Polisi Ungkap Narkoba 26,7 Kg Sabu di Jakpus, Modus Disembunyikan di Mobil Towing

Pengungkapan berawal dari pengembangan kasus sebelumnya, narkotika diselundupkan dalam mobil yang diderek.

Matamediaonline.com – Satresnarkoba Polres Metro Jakarta Pusat mengungkap kasus peredaran narkotika jaringan Medan–Jakarta. Dalam pengungkapan ini, polisi menyita 26,7 kilogram sabu dan 900 cartridge rokok elektrik berisi cairan diduga narkotika.

Kapolres Metro Jakarta Pusat Kombes Pol Dr. Reynold E. P. Hutagalung mengatakan pengungkapan kasus ini merupakan hasil pengembangan dari perkara sebelumnya.

“Kasus ini hasil pengembangan dari pengungkapan sebelumnya pada Desember 2025,” ujar Reynold dalam jumpa pers di Mapolres, Jumat (20/3).

Dari pengungkapan tersebut, polisi menyita: 25 bungkus sabu dengan berat total ±26.706,1 gram, 900 cartridge vape berisi cairan diduga narkotika jenis etomidate, 1 unit ponsel, 1 unit mobil Mitsubishi Pajero, serta 2 ban mobil dengan velg.
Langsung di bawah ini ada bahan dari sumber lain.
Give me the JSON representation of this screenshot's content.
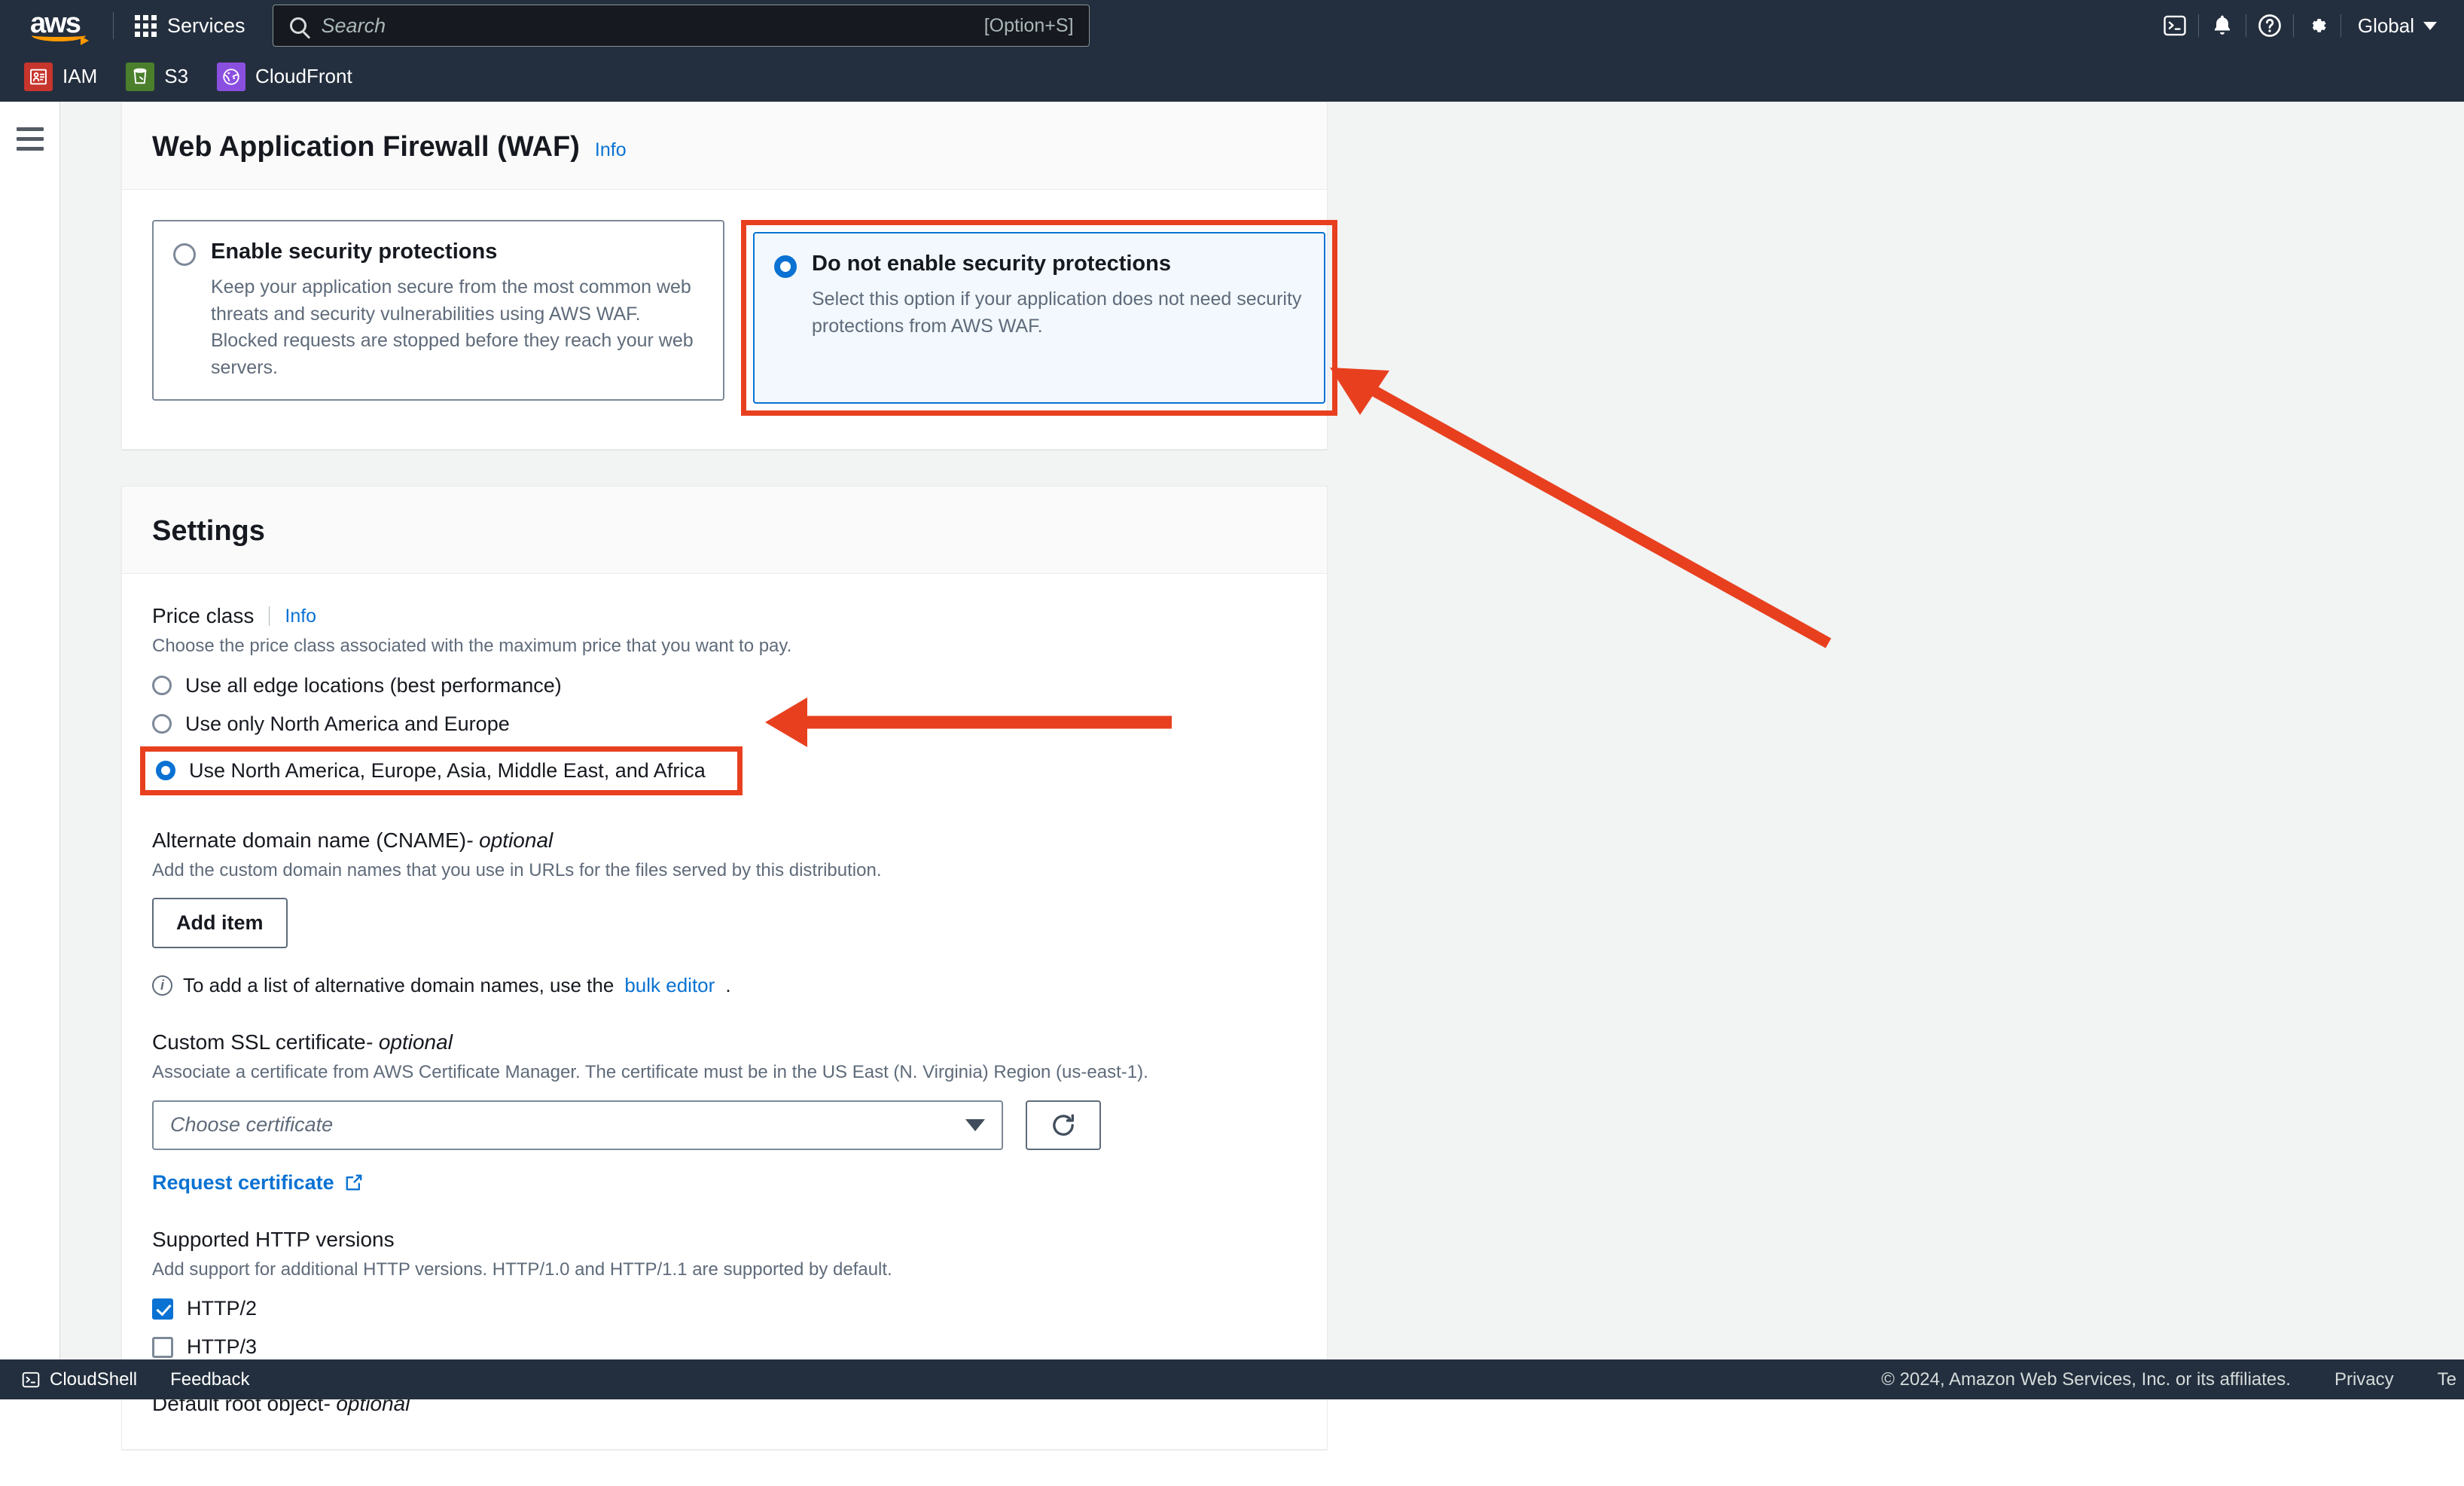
{
  "topnav": {
    "logo_alt": "aws",
    "services_label": "Services",
    "search_placeholder": "Search",
    "search_value": "",
    "search_shortcut": "[Option+S]",
    "region_label": "Global",
    "icons": [
      "cloudshell-icon",
      "notifications-bell-icon",
      "help-question-icon",
      "settings-gear-icon"
    ]
  },
  "service_tabs": [
    {
      "label": "IAM",
      "icon": "iam-service-icon",
      "color": "#c7352d"
    },
    {
      "label": "S3",
      "icon": "s3-bucket-icon",
      "color": "#4b7f2c"
    },
    {
      "label": "CloudFront",
      "icon": "cloudfront-globe-icon",
      "color": "#8b4fe0"
    }
  ],
  "waf": {
    "title": "Web Application Firewall (WAF)",
    "info_label": "Info",
    "options": [
      {
        "title": "Enable security protections",
        "description": "Keep your application secure from the most common web threats and security vulnerabilities using AWS WAF. Blocked requests are stopped before they reach your web servers.",
        "selected": false,
        "highlighted": false
      },
      {
        "title": "Do not enable security protections",
        "description": "Select this option if your application does not need security protections from AWS WAF.",
        "selected": true,
        "highlighted": true
      }
    ]
  },
  "settings": {
    "title": "Settings",
    "price_class": {
      "label": "Price class",
      "info_label": "Info",
      "description": "Choose the price class associated with the maximum price that you want to pay.",
      "options": [
        {
          "label": "Use all edge locations (best performance)",
          "selected": false,
          "highlighted": false
        },
        {
          "label": "Use only North America and Europe",
          "selected": false,
          "highlighted": false
        },
        {
          "label": "Use North America, Europe, Asia, Middle East, and Africa",
          "selected": true,
          "highlighted": true
        }
      ]
    },
    "alternate_domain": {
      "label": "Alternate domain name (CNAME)",
      "label_optional": " - optional",
      "description": "Add the custom domain names that you use in URLs for the files served by this distribution.",
      "add_item_button": "Add item",
      "hint_prefix": "To add a list of alternative domain names, use the ",
      "hint_link": "bulk editor",
      "hint_suffix": "."
    },
    "ssl": {
      "label": "Custom SSL certificate",
      "label_optional": " - optional",
      "description": "Associate a certificate from AWS Certificate Manager. The certificate must be in the US East (N. Virginia) Region (us-east-1).",
      "select_placeholder": "Choose certificate",
      "select_value": "",
      "refresh_icon": "refresh-icon",
      "request_link": "Request certificate",
      "request_link_icon": "external-link-icon"
    },
    "http_versions": {
      "label": "Supported HTTP versions",
      "description": "Add support for additional HTTP versions. HTTP/1.0 and HTTP/1.1 are supported by default.",
      "options": [
        {
          "label": "HTTP/2",
          "checked": true
        },
        {
          "label": "HTTP/3",
          "checked": false
        }
      ]
    },
    "default_root_object": {
      "label": "Default root object",
      "label_optional": " - optional"
    }
  },
  "annotations": {
    "accent_color": "#e8401f",
    "arrows": [
      {
        "name": "arrow-to-waf-option",
        "type": "diagonal"
      },
      {
        "name": "arrow-to-price-class-option",
        "type": "horizontal"
      }
    ]
  },
  "footer": {
    "cloudshell_label": "CloudShell",
    "feedback_label": "Feedback",
    "copyright": "© 2024, Amazon Web Services, Inc. or its affiliates.",
    "privacy_label": "Privacy",
    "terms_label": "Te"
  }
}
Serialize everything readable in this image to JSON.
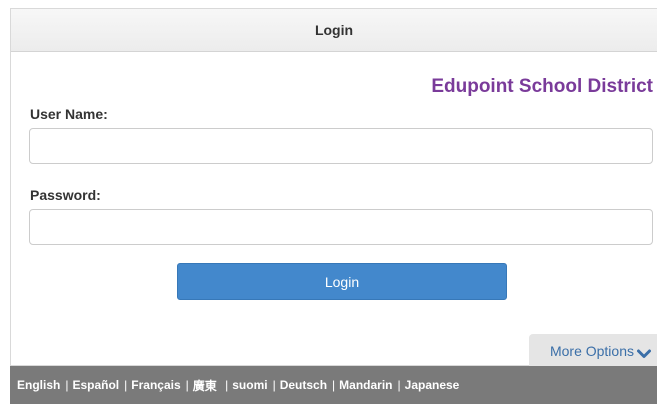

Modus Disembunyikan di Mobil Derek

Kasatres Narkoba AKBP Wisnu S. Kuncoro menjelaskan, pelaku menggunakan modus penyelundupan narkotika dengan menyembunyikan barang di dalam mobil yang diangkut menggunakan towing.

Baca juga: Oknum Ngaku Wartawan Tawarkan Narkoba: Aktivis Desak Polisi Tegas Bongkar Jebakan Narkoba!

“Barang disembunyikan di dalam kendaraan yang diderek untuk mengelabui petugas,” ujarnya.

Pengungkapan dilakukan di dua lokasi, yakni wilayah Cileungsi, Bogor, dan kawasan Mapolres Metro Jakarta Pusat di Kemayoran.

Kasus ini merupakan pengembangan dari penangkapan tersangka lain pada Desember 2025 dengan barang bukti 4 kilogram sabu dan cartridge narkotika.

Dari hasil pemeriksaan, polisi mendapatkan informasi adanya pengiriman narkotika dalam jumlah besar dari jaringan Medan ke Jakarta.

Tim kemudian melakukan penyelidikan dan observasi sebelum akhirnya menangkap tersangka berinisial K (41).

Terancam Hukuman Mati

Atas perbuatannya, tersangka dijerat dengan Undang-Undang Narkotika.

Pelaku terancam: Pidana mati, atau, Penjara seumur hidup, atau, Penjara 6–20 tahun, dan denda maksimal Rp10 miliar.